The temple is heavily guarded by battalions of the Uttar Pradesh police and the CPRF. Devotees have to go through a maze of narrow, grilled corridors – narrow enough to ensure they move in a single file – and have to pass through security checks at three points. Mobile phones and other electronic gadgets are not allowed.

Advani said he was saddened by the state of siege in which the idols of Lord Rama and his wife and brothers sat under the canopy, and hoped that things will improve once a grand temple was built. He said the construction of a grand temple would also lay the foundation for Ram Rajya – a dream of Mahatma Gandhi – in India. But the Ram Rajya, he said, would materialise by the year 2020 “when India would become a developed nation.”

The promise of a developed nation by 2020 was the focus of the speeches Advani made while cutting through the heart of Uttar Pradesh on his chariot. In fact, he used the promise to blunt the criticism his party, the BJP, has been drawing for boasting that India is shining. “Maine yeh kaha hai ki Bharat chamak raha hai. Maine yeh kabhi nahin kahaa ki Bharat chamak gaya hai (I have only said that India is beginning to shine. I have never said that India has already shined),” Advani said in speech after speech, including the one he made in Lucknow on Monday at a rally where he shared the dais with Prime Minister Atal Behari Vajpayee. India will really shine, he said, by the year 2020.

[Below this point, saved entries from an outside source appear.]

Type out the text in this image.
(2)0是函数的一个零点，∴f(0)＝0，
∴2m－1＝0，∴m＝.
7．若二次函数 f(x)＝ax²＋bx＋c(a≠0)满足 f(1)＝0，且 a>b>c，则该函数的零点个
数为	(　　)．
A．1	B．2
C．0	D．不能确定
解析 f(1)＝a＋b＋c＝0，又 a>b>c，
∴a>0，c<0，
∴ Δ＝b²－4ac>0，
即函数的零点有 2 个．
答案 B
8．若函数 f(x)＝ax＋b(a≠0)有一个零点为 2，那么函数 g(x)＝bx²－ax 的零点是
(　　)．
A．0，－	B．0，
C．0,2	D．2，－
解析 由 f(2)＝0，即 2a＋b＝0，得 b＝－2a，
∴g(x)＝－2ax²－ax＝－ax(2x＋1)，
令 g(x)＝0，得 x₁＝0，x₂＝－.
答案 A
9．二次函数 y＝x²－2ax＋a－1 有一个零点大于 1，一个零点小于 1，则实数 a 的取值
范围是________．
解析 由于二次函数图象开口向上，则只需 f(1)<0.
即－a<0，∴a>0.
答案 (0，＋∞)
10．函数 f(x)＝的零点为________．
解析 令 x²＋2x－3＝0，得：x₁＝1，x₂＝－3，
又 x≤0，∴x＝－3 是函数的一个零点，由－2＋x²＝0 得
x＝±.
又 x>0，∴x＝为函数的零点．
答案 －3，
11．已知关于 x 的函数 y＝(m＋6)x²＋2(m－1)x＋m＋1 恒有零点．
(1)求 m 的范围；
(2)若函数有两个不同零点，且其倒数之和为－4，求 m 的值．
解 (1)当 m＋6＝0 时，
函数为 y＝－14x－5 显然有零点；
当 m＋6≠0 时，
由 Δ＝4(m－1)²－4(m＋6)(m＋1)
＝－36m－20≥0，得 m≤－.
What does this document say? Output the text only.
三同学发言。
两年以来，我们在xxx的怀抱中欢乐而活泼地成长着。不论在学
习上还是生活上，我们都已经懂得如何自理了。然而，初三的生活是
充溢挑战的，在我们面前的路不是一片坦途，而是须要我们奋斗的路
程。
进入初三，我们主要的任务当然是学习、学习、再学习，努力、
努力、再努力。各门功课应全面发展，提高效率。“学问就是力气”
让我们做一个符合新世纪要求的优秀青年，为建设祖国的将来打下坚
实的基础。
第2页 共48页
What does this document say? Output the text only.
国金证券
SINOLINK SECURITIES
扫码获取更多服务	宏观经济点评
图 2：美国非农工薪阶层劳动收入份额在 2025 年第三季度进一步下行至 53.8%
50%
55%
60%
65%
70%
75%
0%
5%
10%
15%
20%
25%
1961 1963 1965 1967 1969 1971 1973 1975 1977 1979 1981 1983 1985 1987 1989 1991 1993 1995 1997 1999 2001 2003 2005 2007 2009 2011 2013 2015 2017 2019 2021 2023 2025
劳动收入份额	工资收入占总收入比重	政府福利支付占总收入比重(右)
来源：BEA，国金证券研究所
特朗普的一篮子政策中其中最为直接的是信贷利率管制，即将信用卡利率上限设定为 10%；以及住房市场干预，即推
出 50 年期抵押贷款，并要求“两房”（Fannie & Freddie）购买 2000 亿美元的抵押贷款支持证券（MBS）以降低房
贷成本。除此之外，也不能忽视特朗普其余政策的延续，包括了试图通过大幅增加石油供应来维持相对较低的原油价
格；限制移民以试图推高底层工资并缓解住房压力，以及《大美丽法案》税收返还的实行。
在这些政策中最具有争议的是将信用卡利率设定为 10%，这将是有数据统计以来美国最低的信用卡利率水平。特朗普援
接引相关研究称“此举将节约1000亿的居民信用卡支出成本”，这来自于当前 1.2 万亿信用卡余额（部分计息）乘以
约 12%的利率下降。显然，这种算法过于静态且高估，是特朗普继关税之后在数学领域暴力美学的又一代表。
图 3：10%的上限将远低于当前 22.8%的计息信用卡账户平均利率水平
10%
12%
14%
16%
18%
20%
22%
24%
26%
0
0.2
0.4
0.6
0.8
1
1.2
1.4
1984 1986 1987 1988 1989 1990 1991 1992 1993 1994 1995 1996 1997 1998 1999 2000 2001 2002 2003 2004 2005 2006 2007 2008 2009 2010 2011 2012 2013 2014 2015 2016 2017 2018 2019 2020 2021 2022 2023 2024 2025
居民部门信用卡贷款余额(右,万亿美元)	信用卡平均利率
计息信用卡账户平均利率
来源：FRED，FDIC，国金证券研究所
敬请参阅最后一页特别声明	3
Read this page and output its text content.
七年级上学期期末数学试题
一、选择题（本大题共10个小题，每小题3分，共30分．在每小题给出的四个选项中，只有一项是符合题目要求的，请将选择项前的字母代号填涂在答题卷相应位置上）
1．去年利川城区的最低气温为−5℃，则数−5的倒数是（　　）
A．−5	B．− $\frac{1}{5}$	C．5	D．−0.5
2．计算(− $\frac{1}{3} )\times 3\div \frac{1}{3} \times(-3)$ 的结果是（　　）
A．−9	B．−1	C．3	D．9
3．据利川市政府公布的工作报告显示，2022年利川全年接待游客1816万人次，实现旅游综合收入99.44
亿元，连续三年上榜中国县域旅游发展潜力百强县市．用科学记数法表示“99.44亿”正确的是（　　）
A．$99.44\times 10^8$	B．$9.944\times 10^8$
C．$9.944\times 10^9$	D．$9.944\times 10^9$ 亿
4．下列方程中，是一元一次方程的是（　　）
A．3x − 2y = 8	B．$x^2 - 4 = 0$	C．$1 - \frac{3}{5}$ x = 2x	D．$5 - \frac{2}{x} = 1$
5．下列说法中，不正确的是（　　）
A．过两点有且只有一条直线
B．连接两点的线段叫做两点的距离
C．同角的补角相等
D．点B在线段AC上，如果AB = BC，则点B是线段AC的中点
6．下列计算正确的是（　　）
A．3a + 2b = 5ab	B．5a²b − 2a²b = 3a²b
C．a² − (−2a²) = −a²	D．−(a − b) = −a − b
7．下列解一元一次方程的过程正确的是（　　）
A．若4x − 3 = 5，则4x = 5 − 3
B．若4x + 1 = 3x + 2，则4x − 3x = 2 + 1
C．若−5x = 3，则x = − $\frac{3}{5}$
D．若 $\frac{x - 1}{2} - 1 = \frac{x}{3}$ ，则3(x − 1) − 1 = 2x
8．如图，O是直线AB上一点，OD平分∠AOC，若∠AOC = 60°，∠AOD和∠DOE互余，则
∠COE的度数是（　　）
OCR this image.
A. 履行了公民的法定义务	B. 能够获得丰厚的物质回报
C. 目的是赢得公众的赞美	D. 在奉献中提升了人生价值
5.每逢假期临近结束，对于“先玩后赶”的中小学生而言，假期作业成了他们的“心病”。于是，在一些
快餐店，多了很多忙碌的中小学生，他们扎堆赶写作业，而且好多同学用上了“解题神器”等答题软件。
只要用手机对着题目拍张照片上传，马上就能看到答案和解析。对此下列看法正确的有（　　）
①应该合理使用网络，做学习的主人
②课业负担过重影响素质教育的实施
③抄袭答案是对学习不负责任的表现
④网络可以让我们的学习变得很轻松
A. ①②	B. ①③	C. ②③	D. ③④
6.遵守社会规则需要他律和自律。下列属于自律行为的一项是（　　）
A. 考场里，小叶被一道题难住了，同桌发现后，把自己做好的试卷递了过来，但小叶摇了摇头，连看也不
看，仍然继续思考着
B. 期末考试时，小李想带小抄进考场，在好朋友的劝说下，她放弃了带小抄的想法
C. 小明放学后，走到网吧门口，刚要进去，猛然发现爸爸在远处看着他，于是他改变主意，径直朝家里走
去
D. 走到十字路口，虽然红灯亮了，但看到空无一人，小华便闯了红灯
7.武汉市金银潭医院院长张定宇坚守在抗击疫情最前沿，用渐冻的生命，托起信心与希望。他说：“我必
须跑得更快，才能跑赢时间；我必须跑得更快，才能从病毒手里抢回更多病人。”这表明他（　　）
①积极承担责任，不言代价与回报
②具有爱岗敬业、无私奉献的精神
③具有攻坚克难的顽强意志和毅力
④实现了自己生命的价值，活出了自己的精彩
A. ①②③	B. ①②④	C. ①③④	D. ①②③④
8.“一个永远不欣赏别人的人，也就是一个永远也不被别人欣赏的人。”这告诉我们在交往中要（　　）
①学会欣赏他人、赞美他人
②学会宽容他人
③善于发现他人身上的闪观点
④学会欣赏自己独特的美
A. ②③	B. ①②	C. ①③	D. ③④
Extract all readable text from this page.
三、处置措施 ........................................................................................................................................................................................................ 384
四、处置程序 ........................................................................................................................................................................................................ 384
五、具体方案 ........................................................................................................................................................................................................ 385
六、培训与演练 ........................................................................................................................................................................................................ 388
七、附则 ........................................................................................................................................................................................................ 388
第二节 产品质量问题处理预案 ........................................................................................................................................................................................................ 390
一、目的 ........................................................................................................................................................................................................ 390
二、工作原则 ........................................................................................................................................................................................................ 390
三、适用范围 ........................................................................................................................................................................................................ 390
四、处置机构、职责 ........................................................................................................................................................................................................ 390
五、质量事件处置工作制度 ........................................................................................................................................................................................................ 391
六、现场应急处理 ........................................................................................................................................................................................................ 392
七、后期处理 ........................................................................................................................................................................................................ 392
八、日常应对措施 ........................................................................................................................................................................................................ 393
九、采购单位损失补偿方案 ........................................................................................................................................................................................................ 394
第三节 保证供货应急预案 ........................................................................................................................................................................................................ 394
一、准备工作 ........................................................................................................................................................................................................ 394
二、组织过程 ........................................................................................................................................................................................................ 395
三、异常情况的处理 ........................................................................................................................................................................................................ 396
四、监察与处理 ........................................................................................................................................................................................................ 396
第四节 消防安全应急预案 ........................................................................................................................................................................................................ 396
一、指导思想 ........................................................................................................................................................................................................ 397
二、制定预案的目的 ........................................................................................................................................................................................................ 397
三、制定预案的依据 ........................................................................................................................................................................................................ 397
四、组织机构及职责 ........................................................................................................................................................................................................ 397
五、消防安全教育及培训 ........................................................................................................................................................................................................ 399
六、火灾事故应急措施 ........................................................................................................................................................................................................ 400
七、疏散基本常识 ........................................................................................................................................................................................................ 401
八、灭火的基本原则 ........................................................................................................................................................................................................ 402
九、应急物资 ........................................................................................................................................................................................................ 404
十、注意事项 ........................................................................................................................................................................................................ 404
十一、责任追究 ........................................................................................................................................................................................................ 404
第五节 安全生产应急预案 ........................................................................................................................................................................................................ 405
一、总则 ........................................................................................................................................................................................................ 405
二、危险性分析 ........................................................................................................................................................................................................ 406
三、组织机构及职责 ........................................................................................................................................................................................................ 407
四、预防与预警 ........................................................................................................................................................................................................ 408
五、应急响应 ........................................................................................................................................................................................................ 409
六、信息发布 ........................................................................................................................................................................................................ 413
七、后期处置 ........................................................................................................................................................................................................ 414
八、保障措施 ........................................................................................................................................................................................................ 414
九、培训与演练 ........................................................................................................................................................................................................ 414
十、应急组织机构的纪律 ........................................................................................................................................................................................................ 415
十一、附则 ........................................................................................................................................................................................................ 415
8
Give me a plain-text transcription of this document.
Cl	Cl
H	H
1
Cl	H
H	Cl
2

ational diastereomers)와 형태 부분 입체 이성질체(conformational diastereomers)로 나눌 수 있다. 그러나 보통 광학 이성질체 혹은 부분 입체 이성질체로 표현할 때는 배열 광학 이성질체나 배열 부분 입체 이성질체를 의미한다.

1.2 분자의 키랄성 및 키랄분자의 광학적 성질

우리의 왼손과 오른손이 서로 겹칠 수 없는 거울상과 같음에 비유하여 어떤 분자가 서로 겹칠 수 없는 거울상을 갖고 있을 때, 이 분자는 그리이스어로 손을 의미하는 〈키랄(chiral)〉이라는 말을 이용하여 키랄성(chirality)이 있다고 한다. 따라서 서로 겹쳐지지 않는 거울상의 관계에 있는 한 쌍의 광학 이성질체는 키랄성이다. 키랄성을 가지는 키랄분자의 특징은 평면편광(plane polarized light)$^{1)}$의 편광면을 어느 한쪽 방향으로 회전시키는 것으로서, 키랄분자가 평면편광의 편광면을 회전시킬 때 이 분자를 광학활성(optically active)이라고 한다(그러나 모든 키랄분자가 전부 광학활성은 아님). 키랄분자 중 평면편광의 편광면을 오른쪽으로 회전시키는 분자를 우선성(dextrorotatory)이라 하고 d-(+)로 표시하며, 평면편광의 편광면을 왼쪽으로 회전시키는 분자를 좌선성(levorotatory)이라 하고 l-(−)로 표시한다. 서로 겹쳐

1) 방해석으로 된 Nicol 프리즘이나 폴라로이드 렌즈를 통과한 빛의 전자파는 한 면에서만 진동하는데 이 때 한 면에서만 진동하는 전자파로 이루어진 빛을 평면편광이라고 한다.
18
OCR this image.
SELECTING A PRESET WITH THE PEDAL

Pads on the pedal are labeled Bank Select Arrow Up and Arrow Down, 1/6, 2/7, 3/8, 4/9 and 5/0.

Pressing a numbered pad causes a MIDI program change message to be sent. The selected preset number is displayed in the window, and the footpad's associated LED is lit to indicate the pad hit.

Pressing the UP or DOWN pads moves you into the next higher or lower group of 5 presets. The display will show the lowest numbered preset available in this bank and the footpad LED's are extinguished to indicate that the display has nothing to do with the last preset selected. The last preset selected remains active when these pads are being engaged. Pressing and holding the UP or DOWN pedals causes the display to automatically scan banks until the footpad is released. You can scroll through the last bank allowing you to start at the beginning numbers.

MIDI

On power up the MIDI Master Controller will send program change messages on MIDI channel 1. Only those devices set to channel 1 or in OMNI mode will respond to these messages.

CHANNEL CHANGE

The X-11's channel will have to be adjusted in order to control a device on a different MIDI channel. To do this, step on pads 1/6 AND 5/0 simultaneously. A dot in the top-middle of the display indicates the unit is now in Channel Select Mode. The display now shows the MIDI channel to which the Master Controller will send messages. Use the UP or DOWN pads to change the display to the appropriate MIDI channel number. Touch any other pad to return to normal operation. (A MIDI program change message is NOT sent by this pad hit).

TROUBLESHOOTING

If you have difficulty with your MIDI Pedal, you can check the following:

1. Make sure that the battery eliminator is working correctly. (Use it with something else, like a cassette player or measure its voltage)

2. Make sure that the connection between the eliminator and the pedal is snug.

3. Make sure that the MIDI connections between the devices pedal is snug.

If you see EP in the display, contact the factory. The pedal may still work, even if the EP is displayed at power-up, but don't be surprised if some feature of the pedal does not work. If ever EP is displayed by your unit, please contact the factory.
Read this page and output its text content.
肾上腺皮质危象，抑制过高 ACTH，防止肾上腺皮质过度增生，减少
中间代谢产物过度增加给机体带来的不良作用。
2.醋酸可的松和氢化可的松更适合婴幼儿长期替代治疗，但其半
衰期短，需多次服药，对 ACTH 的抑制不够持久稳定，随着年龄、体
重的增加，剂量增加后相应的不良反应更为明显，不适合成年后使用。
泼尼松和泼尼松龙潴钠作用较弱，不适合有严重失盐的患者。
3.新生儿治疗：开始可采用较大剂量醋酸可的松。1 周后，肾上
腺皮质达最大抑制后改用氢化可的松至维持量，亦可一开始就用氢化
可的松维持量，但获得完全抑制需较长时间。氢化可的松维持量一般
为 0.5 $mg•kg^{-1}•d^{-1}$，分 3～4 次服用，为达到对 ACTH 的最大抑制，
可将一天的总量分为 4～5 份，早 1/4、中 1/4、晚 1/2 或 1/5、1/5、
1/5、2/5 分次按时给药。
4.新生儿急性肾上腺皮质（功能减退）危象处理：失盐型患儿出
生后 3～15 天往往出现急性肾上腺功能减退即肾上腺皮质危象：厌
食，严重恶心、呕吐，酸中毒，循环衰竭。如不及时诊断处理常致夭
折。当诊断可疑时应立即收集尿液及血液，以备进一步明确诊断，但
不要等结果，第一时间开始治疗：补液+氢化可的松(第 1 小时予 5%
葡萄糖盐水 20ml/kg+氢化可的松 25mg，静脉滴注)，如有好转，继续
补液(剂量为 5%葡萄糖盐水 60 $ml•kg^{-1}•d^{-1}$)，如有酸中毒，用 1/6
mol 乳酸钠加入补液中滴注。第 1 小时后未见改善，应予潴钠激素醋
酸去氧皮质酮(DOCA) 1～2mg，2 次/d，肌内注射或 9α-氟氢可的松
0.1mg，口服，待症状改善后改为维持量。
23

The future he is talking about is distant: Vajpayee will be 96 then and Advani himself 95. As a member of the audience, listening to Advani at Lucknow, commented while walking out of the Ambedkar Stadium: “In that case, we will vote for them in 2019.”

The crowd that Vajpayee and Advani addressed in Lucknow on Monday was thin – in fact very thin if you compare it with the crowd that came to listen to Mayawati in the same stadium on March 13. But then, Mayawati, in Uttar Pradesh, is a force to reckon with and the BJP admits that. Advani told a news conference in Kanpur on Monday that his party’s principle opponents in the state were the Samajwadi Party and Mayawati’s Bahujan Samaj Party. Yet, in speech after speech in the state, Advani, and also Vajpayee, trained their guns on Sonia Gandhi’s Congress, which is hardly a force when compared with the SP and the BSP.

Maybe the crowds, which have seen an aggressive Advani in the past, are tired of hearing the same statements about the ineffectiveness of the Congress and its leadership. Or maybe, thanks to the television channels and the extensive media coverage of the rath yatra, people knew what to expect from Advani. Whatever the reason, the response to his yatra in Uttar Pradesh has been quite lukewarm, with the exception of Faizabad (the district under which Ayodhya falls), where people in great numbers had gathered to listen to Advani and Kalyan Singh, who was the chief minister when the Babri mosque fell in 1992.

But even there, locals say, people are enthusiastic about voting for the BJP only because its present Lok Sabha candidate Lallu Singh, who has a long-serving MLA has established an excellent rapport with his electorate, and not because they are fond of the party.
Maybe that is why the Kalyan Singh, to make sure the BJP candidate won, literally begged the people to vote for his party. “I fall at your feet, please vote for the BJP and don’t let Ram down,” the once-fiery Kalyan Singh said.